The crux of that language is that funds collected would be for a “quality public education system for Hillsborough children by providing competitive salaries to attract and retain qualified teachers and staff, sharing funds with charter schools proportionate with student enrollment as required by law.”
A similar referendum, put to voters in August 2022, failed by less than 600 ballots. It called for a 1-mil increase to retain and recruit teachers and staff, as well as to expand art, music and physical education, and to expand workforce development and workforce education programs.
School officials at the time said they would be back with another measure this year, which is what Ayres proposed at the Oct. 17 meeting.
Ayres said Hillsborough is the only district in Florida’s top-five largest school districts that does not collect an additional property tax for education. Likewise, “we need a level playing field to compete with surrounding school districts,” Ayres said.
With more time to flesh out a concrete plan for bringing the measure back to voters, Ayres is likely to address board sentiments raised at the Oct. 17 meeting.
Board member Stacy Hahn stressed the timing of the ask, asking people for their “hard-earned dollars” in difficult economic times. She said she “would love that [Hillsborough] were not 48th [lowest in the nation] in teacher salaries,” but that she needs greater insight into how a property tax increase would alleviate that situation.
Counting the District of Columbia, which ranks fourth on the list for top-salary states, Florida ranks 48th on the list, ahead of West Virginia, South Dakota and Mississippi. The report, from the National Education Association, accounts for average teacher salaries for the 2021-22 school year.
Board member Jessica Vaughan said it is “unfortunate that we have to ask our community to pay an additional tax,” noting the sentiments raised by certain speakers at the Oct. 17 meeting. They represent families struggling with rising rents, utility bills, housing costs and more, Vaughn recounted. But likewise, too, she added, inflationary pressures are born by the district itself and by the employees being driven out of the system to find more pay elsewhere.
“We are losing teachers left and right,” said school board chair Nadia Combs. “We lost two administrators in the past two weeks to neighboring districts. If you ask them why they left, it was because of compensation, because they can go across the bay and make about $20,000 more.”
Board member Lynn Gray made the case as well for struggling educators. “How can any district survive when more than 50 percent of our teachers are on food stamps, some living out of their cars,” Gray said. “I travel the entire county. This is no lie.”
Notwithstanding, whether her facts stand up to greater review, “It is an expensive world,” as Gray put it. It’s time, she added, “to draw a line in the sand.”
“You can’t have [a] school with [substitute] teachers, or having a teacher that is there for some of the months and then have another sub or long-term sub [fill in],” Gray said. “That is not quality education.”
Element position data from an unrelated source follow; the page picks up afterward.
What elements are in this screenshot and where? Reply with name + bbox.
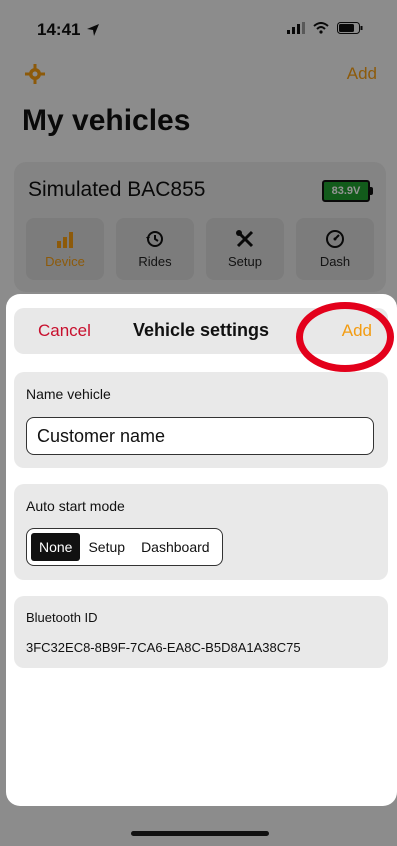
auto-start-segmented-control: None Setup Dashboard xyxy=(26,528,223,566)
name-vehicle-label: Name vehicle xyxy=(26,386,111,402)
segment-dashboard[interactable]: Dashboard xyxy=(133,533,218,561)
segment-setup[interactable]: Setup xyxy=(80,533,133,561)
home-indicator[interactable] xyxy=(131,831,269,836)
auto-start-section: Auto start mode None Setup Dashboard xyxy=(14,484,388,580)
highlight-annotation-circle xyxy=(296,302,394,372)
bluetooth-label: Bluetooth ID xyxy=(26,610,98,625)
bluetooth-id-value: 3FC32EC8-8B9F-7CA6-EA8C-B5D8A1A38C75 xyxy=(26,640,301,655)
segment-none[interactable]: None xyxy=(31,533,81,561)
auto-start-label: Auto start mode xyxy=(26,498,125,514)
name-vehicle-section: Name vehicle xyxy=(14,372,388,468)
vehicle-name-field[interactable] xyxy=(26,417,374,455)
bluetooth-section: Bluetooth ID 3FC32EC8-8B9F-7CA6-EA8C-B5D… xyxy=(14,596,388,668)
School board member Patti Rendon said she wants to take a deeper look at options to save money as a district, to ensure the district is putting “its best foot forward” in making hard decisions. Advancing a tax referendum, “is a bigger picture than just throwing it out there,” Rendon said, “because many members of our community have already said we don’t want more taxes.”

Linda Chion Kenney Photo
Hillsborough County School District Interim Superintendent Van Ayres
School board member Karen Perez asked for a “salary study, so we can compare and contrast what’s happening around us with different districts.” School board member Henry “Shake” Washington said he hopes that when the board takes a vote on the referendum, that it stands together as one voice.
Ayres said he wants to be clear.
“This mil is not about us, it’s not about our budget and trying to create a budget that helps us,” Ayres said. “This is about [what it takes] to be competitive and to attract teachers, top employees, into Hillsborough County, and leveling the playing field.”